А он, жалкий и несчастный смел ли он заполнять это бедное сердце -- прекрасное и великое в своем великодушии? Смел ли он навязывать ему свое горе, так постыдно сразившее его и толкавшее на самоубийство? Нет. тысячу раз нет! Он не нанесет ей нового удара, не заставить плакать милые, любящие глаза.
-- Наташа! Клянусь Богом, Наташа! -- мог только пролепетать он, потому что спазма сжала и душила его горло.
-- Ты будешь жить, ты должен жить, для мамы, для меня, для всех нас, -- говорила она, дав ему выплакаться на ее коленях. -- В жизни -- задача. Ее разрешить надо, но трудно. Ты мужчина -- не мальчик, Сергей... и ты поймешь меня... Я живу и даю счастье, потому что я любила и люблю, потому что у меня есть горе -- моя ноша, которою я горжусь, и которая не смеет облегчаться смертью. Так не мне же, слабой ДевушКе, быть тебе примером! Надеюсь, ты понял меня?
Да, он понял ее -- такую светлую и прекрасную в своем гордом сознании правды!
И любовь, струившаяся из ее глаз, открыла, осенила его и он почувствовал весь ужас, всю мелочь и ложь своего постыдного ничтожества.

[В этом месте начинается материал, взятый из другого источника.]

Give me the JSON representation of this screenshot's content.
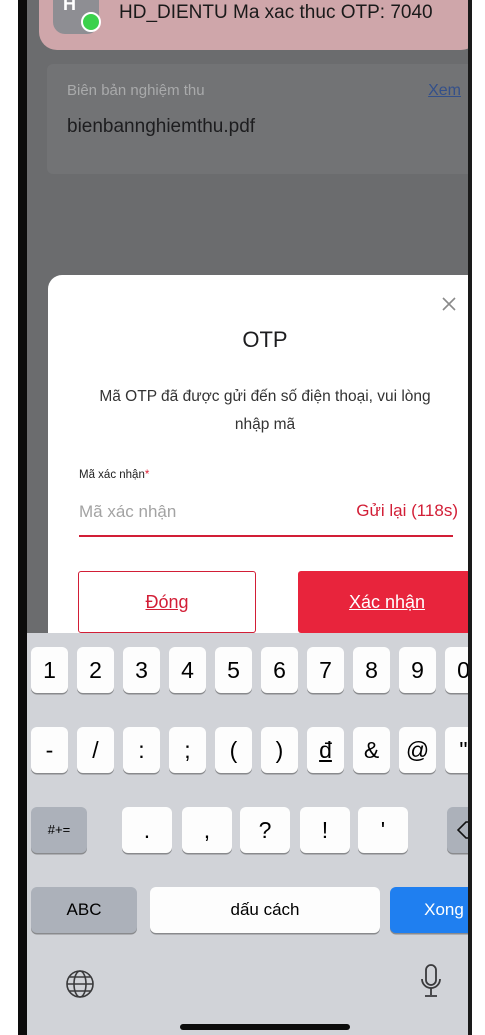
{
  "notification": {
    "app_initial": "H",
    "text": "HD_DIENTU Ma xac thuc OTP: 7040"
  },
  "document": {
    "label": "Biên bản nghiệm thu",
    "filename": "bienbannghiemthu.pdf",
    "view_link": "Xem"
  },
  "modal": {
    "title": "OTP",
    "description": "Mã OTP đã được gửi đến số điện thoại, vui lòng nhập mã",
    "field_label": "Mã xác nhận",
    "required_mark": "*",
    "field_value": "",
    "field_placeholder": "Mã xác nhận",
    "resend_label": "Gửi lại (118s)",
    "close_button": "Đóng",
    "confirm_button": "Xác nhận",
    "close_icon": "close-icon"
  },
  "keyboard": {
    "row1": [
      "1",
      "2",
      "3",
      "4",
      "5",
      "6",
      "7",
      "8",
      "9",
      "0"
    ],
    "row2": [
      "-",
      "/",
      ":",
      ";",
      "(",
      ")",
      "đ",
      "&",
      "@",
      "\""
    ],
    "row3_shift": "#+=",
    "row3": [
      ".",
      ",",
      "?",
      "!",
      "'"
    ],
    "abc_label": "ABC",
    "space_label": "dấu cách",
    "done_label": "Xong",
    "icons": [
      "backspace-icon",
      "globe-icon",
      "microphone-icon"
    ]
  },
  "colors": {
    "accent_red": "#e8243c",
    "done_blue": "#1f7ff0"
  }
}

А теплый и свежий эфир июльской благовонной ночи брезжил светом пробуждающегося утра.
V.
Сергей Крутинин еще спал тяжелым и неспокойным сном, обливая подушки холодным потом, когда Михаил и Наташа вышли из дому.
Они пробирались узкою межою между двумя полями золотистых колосьев.
Лицо Наташи носило следы бессонной ночи...
Она только что рассказала своему жениху все случившееся с Сергеем, и теперь шла спокойная и как бы уравновешенная после всех ее волнений.
Крутинин выслушал девушку молча, и только его побелевшие губы выдали его беспокойство.
Когда она кончила, он с чувством пожал ее руку. Этим немым пожатьем он благодарил ее за брата.
А кругом них рябили легкою рябью золотые колосья шалостью маленького свежего ветерка, разогнавшего тучи с начинавшего было хмуриться неба. Серый копчик выскочил на межу, но, увидев людей, шарахнулся в сторону...
Движением локтя, прижимавшего руку его спутницы, Михаил остановил ее.
-- Наташа! -- пытливо вглядываясь в ее лицо, открытое воздуху и солнцу, спросил он, -- хочешь, все будет по-старому и я уступлю ему место?
Она твердо и громко ответила: "Нет", -- в то время, как по ее измученным за последнюю ночь чертам пробежала минутная судорога, но глаза были так же ясны, как и висевшее над ними голубым пологом небо.
Тогда он покачал головою и сказал совсем тихо:
-- Как ты его любишь!
-- Да! -- так же тихо и просто, в тон ему ответила она.
И вдруг заплакала.
А голубой день улыбался им навстречу лучами солнца и неба, даря жизнь то ясную и легкую, то замысловато-трудную с ее странными и прихотливыми зигзагами.